Genpact profit declines 12.6%, lowers revenue forecast to 16%
This company had reported a net profit of USD 61.1 million for the December quarter of 2011.
Revenues for the quarter under review stood at USD 507.7 million, up 14.7 per cent from USD 442.7 million in the same period of the previous year.
The company follows January to December fiscal year.
The Nasdaq-listed company's net profit for full-year in 2012 declined 3.3 per cent to USD 178.2 million from USD 184.3 million in 2011.
The company attributed fall in full year profit to special dividend payouts. It paid a special cash dividend of USD 2.24 per share, aggregating to about USD 502 million, from its sale of shares to Bain Capital Partners.
In August last year, Bain Capital had bought a combined 30 per cent stake in Genpact for USD 1 billion from General Atlantic and Oak Hill Capital Partners.
The special dividend was funded through a combination of surplus cash on Genpact's balance sheet and a portion of the proceeds of borrowings under a new USD 925 million senior credit facility.
"The costs and expenses associated with the above transactions are reflected in Genpact's results for 2012, and adversely impacted net income for the year," Genpact President and CEO N V Tyagarajan said.
Genpact's revenues in 2012, however, grew nearly 19 per cent to USD 1.9 billion.
It had about USD 477.5 million in cash and cash equivalents and short-term deposits as of December 31, 2012.
The company, however projected a revenue growth of 16 per cent at USD 2.15 billion to USD 2.20 billion this year.

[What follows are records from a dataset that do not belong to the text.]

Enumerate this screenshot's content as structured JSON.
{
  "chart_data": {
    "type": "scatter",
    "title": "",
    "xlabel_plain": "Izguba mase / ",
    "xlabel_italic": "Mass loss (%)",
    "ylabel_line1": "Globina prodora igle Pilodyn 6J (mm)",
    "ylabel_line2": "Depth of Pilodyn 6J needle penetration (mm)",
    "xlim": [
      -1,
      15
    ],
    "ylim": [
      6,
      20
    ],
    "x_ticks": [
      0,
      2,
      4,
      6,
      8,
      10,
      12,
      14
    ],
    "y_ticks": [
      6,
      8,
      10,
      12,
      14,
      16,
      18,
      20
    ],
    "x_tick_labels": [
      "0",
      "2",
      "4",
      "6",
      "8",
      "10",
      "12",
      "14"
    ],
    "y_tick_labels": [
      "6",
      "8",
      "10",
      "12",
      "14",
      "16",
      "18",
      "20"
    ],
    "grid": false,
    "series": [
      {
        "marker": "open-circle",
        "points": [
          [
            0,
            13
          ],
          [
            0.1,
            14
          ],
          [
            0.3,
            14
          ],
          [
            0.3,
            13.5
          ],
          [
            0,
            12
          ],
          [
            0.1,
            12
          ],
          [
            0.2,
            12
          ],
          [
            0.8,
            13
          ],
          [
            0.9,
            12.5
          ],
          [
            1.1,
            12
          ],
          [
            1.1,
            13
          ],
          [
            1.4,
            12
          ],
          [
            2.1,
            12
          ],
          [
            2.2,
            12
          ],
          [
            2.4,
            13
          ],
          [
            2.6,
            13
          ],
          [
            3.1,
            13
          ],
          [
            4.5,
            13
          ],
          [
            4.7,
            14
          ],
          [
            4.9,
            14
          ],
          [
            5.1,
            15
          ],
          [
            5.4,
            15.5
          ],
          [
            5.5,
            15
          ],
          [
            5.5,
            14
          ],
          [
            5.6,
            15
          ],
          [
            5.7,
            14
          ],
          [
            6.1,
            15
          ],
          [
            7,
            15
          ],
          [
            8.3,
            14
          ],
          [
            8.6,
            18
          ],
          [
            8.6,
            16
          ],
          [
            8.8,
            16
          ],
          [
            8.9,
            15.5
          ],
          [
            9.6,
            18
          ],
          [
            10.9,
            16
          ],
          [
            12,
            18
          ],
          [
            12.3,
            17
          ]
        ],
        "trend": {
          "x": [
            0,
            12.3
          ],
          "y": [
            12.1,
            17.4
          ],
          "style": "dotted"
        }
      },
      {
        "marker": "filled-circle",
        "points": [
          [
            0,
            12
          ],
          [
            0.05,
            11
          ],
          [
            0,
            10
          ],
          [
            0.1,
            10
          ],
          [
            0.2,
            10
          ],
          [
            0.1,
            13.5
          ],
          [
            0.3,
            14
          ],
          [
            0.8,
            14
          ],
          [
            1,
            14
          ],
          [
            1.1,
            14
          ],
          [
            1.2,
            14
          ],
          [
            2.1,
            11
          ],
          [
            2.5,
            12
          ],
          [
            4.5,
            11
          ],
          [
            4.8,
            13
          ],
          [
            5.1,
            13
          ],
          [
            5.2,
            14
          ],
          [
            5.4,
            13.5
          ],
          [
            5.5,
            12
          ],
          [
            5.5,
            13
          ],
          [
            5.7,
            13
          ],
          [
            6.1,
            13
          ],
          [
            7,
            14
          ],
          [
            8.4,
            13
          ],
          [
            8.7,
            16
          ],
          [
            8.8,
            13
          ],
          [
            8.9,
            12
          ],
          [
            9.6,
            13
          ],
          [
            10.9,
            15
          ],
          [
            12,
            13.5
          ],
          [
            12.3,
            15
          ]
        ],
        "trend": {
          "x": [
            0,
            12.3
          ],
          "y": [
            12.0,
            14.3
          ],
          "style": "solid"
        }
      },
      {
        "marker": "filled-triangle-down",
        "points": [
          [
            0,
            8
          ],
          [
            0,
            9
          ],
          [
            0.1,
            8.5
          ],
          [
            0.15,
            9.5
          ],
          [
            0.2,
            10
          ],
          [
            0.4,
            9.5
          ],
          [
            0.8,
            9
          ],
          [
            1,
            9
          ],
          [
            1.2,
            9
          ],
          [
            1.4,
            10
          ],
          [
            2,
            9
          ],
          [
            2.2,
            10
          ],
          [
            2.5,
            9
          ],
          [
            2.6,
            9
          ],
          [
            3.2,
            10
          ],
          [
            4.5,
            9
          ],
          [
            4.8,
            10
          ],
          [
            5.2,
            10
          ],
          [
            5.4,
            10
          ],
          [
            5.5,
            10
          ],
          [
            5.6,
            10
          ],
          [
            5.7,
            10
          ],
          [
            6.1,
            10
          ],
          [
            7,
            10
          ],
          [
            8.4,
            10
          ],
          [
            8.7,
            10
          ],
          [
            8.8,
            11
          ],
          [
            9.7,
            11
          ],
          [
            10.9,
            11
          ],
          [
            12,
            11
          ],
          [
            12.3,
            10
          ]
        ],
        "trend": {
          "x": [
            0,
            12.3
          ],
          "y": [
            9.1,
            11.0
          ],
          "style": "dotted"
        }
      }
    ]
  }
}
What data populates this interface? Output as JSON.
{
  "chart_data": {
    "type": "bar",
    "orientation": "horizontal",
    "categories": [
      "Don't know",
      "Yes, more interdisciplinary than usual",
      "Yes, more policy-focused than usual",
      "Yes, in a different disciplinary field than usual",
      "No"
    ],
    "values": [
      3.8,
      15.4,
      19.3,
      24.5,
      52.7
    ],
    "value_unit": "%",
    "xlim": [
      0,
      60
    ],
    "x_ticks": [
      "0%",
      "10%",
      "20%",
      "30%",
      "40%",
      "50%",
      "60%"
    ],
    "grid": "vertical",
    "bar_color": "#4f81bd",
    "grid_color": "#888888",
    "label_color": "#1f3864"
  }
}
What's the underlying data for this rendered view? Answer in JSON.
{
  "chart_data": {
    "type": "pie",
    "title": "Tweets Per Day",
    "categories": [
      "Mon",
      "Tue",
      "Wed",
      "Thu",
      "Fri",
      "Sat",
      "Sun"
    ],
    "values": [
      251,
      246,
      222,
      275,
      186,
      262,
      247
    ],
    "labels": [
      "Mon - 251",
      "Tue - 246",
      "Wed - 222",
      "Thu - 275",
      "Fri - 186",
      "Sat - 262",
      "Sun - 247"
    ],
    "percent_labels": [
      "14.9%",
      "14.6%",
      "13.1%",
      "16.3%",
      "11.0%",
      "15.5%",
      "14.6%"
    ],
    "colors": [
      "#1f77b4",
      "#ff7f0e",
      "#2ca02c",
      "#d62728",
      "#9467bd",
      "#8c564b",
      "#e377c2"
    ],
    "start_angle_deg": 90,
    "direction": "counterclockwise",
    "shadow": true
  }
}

When asked about lower revenue growth forecast, Genpact CFO Mohit Bhatia said: "We clocked a revenue growth of 18.8 per cent last year helped by a full 12 months revenue from Headstrong."
In 2011, only eight months (May-December) of Headstrong revenus were accounted by Genpact, he added.
Genpact had acquired the Noida-based IT services company Headstrong for USD 550 million in 2011.
"We remain cautious, as are many of our clients, about the global economy in the near term, even as we see signs of improvement, and we are bullish on the long term," Tyagarajan said.
On short-term growth prospects, Bhatia said the overall economic environment in the US is showing signs of improvement, but some sectors are still sluggish.
"In the long term, we expect the capital markets, which are sluggish now, to bounce back and also see good prospects from the healthcare segment," he added.
That apart, in the short term life sciences, insurance and banking show a promising growth potential, Bhatia said.
"In 2012, we delivered robust growth in revenues and adjusted operating income. In addition, we expanded and strengthened our capabilities across our enterprise services offerings, industry vertical markets and geographies with both investment initiatives and acquisitions," Tyagarajan said.
About 76.6 per cent of Genpact's revenues in 2012 came from business process management services, while that from IT services stood at 23.4 per cent.
On hiring for 2013, Piyush Mehta, Head of Genpact's Global Human Resources said the company expects the headcount to be healthy. As of December 31, 2012, Genpact had about 60,200 employees worldwide, up from 55,400 people at the end of 2011.